The Mir has far outlasted the three to five years it was expected to live. 
But critics say it has also outlived its usefulness. 

The state-run RKK Energia company, which owns the Mir, decided to leave the 
ship aloft for a few months after the last crew leaves, in case private 
sponsors come up with new funds to send up another. 

Few believe that money will be found - which means the government will have 
to pay for a cleanup crew to travel to the Mir in late February or March to 
safely discard it. 

The cleanup crew of two would spend about a month aboard the station, 
gradually lowering its orbit. Right after the cosmonauts leave, ground 
controllers will send the 140-ton station to earth. 

Russia's Mir crew back on Earth

By Nikolai Pavlov

  
KOROLYOV, Russia, Aug 28 (Reuters) - Two Russians and a French cosmonaut 
returned to Earth on Saturday from the Mir space station, which may be dumped 
next year if Moscow fails to raise funds to keep its 13-year-old orbital 
laboratory running. 

A senior space official, reflecting a sombre mood over the crew's return, 
said that prospects of extending the life of the station, once the pride of 
Russian technology and an important symbol of Russia's superpower status, 
were minimal. 

A spokesman for Mission Control in Korolyov outside Moscow said a landing 
capsule with Russians Viktor Afanasyev, 51, Sergei Avdeyev, 43, and Frenchman 
Jean-Pierre Haignere, 51, possibly Mir's last full-time crew, touched ground 
at 0035 GMT. 

``The capsule landed softly in a planned area,'' the spokesman told 
reporters, adding that shortly before the landing Mission Control established 
radio link with the cosmonauts. He added: ``They were alright.'' 

The spokesman said the capsule landed near the town of Arkalyk in Kazakhstan, 
not too far from the Baikonur cosmodrome which Russia uses to launch all its 
manned space flights. 

He added it was immediately approached by rescue teams which would carry out 
initial medical checks on the cosmonauts and take them to Arkalyk and then on 
to Moscow, where they expected to be by lunchtime. 

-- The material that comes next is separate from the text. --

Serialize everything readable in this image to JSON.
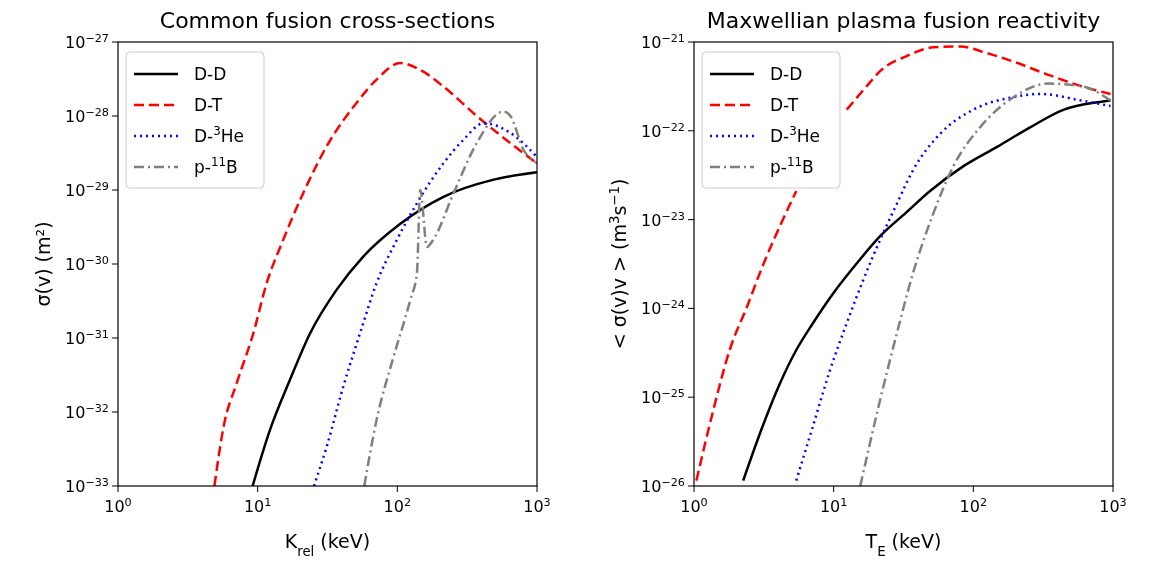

In contrast with the sense of achievement over the successful completion of 
26 previous missions to Mir, Saturday's return was overshadowed by an air of 
pessimism. 

If cash-strapped Russia fails to find funds to send new cosmonauts and 
maintain and expensive infrastructure needed to keep it running, Mir will be 
doomed. 

Officials have said that if money was not made available, one more team would 
visit Mir briefly to prepare it for the final journey in February or March. 
The crew would make sure the station crashes into a designated area of the 
Pacific ocean. 

``There are chances to get the money, but they are minimal,'' Boris 
Ostroumov, deputy director of the Russian Space Agency, told a news 
conference in Mission control after the landing. ``I would like to be more 
optimistic, but the situation does not allow this.'' 

Ostroumov said that in fact funding of the Mir dries out in August, but the 
agency will try to squeeze out some cash to keep it running until early 
spring. 

The cosmonauts, who appeared on television link before departing from Mir, 
shared the sense of disappointment. 

``We are leaving with a bitter heart, we are leaving a little peace of 
Russia,'' Afanasyev said as he and the two others sat in front of a Russian 
flag, floating in Mir's weightlessness. 

Afanasyev and his fellow crewmen left the station in a condition in which it 
could orbit earth automatically until a decision is made on whether to bring 
it down. 

Avdeyev said the station was in good shape. ``For anyone who wishes to work 
on her we are leaving the best conditions,'' he told ground control. 

Afanasyev and Haignere had been on Mir since February 22 while Avdeyev was in 
continuous orbit for 389 days. 

``Every team is sad when it leaves but this crew is, of course, more sad 
because normally when one leaves another one follows. But this time they are 
leaving the craft empty,'' Mission Control spokesman Valery Lyndin said on 
Friday. 

``On the other hand, when they return to earth they will meet their families 
and close friends, and that of course is good.'' 

Avdeyev returns to earth with the record for most time spent in space. By 
Saturday he will have clocked up a total of 742 days in orbit on his space 
missions, according to the newspaper Vechernaya Moskva.